Starting something new is difficult; achieving change requires a sense of urgency and active involvement in change efforts. But it’s not impossible if you focus on positives, talk to others and break the big, scary change into small, manageable pieces.
1. Focus on positives
Instead of focusing on the hurdles that you will face, focus on the positives that you will enjoy. Leave the difficulties aside (they will step in no matter what), but rather learn to see the positive aspects of each situation.
E.g. it might be costly and difficult to move from the US to China, but I’m sure it’ll broaden my knowledge, will challenge me and I can’t wait to try the wonders of the local cuisine!
2. Talk to someone who’s done it
At first, you may freak out about your resistance to change. But you’re not unique here – it’s completely normal; we are afraid of the unknown. To eliminate the fear of the unknown and to familiarize yourself with what’s coming next, give it a try and talk to someone who’s been through the same experience – it’ll help you prepare mentally.
E.g. I am intimidated by what it will bring, and I would like to know how my life will change. I know my friend’s cousin went through the same experience – why don’t I talk to him!
3. Break it down to actionable steps
Starting big is way scarier than starting small. Preparing yourself fully for the change is close to impossible, but making yourself aware of the change and starting to prepare is.
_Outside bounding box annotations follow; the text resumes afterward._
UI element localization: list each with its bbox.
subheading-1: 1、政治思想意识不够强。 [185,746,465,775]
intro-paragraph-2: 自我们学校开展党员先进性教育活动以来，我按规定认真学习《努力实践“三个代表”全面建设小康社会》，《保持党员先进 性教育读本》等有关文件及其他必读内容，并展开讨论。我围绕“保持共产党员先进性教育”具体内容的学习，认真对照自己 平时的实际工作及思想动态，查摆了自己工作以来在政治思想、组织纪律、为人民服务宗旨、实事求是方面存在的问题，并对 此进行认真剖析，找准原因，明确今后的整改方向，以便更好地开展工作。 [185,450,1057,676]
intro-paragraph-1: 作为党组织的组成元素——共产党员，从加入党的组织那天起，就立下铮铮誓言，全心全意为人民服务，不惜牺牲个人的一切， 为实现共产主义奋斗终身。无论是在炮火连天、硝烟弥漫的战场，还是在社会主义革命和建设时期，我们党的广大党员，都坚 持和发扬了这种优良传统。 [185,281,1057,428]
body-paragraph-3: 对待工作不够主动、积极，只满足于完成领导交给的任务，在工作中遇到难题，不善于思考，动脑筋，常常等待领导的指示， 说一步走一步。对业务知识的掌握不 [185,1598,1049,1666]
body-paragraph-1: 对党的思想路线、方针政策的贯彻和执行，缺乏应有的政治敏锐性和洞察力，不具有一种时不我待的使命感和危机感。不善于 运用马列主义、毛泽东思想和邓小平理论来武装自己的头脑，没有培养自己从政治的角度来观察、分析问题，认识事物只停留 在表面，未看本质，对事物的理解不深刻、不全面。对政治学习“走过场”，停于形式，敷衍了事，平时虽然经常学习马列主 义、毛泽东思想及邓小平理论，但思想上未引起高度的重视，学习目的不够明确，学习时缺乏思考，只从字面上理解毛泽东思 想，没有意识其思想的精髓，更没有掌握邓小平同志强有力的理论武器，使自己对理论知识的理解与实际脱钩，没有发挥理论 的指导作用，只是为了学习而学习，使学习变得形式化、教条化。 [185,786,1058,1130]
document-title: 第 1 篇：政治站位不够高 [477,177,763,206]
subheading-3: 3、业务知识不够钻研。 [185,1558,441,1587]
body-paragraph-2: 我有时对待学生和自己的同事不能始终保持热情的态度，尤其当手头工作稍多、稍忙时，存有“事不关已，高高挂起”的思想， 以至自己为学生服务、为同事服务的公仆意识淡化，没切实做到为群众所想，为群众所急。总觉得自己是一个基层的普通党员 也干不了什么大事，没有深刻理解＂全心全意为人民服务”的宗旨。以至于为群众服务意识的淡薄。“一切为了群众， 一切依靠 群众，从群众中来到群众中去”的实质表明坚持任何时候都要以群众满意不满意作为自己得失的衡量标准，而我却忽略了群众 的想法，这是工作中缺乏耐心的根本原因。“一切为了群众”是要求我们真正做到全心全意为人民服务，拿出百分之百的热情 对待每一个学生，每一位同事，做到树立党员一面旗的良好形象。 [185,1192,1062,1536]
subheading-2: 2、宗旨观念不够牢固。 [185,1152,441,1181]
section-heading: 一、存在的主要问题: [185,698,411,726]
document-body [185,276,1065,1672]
E.g. I have to move to China in two months. Why don’t I start a Chinese crash course now, to prepare myself for the upcoming change? I might as well find a few pen pals now to get myself introduced to the culture.
Accept that there will be a new chapter in your life that is meant for you, have an open mind and accept everything as it comes your way.
Because change, after all, is scary.
But it can also be the best thing you’ll ever do.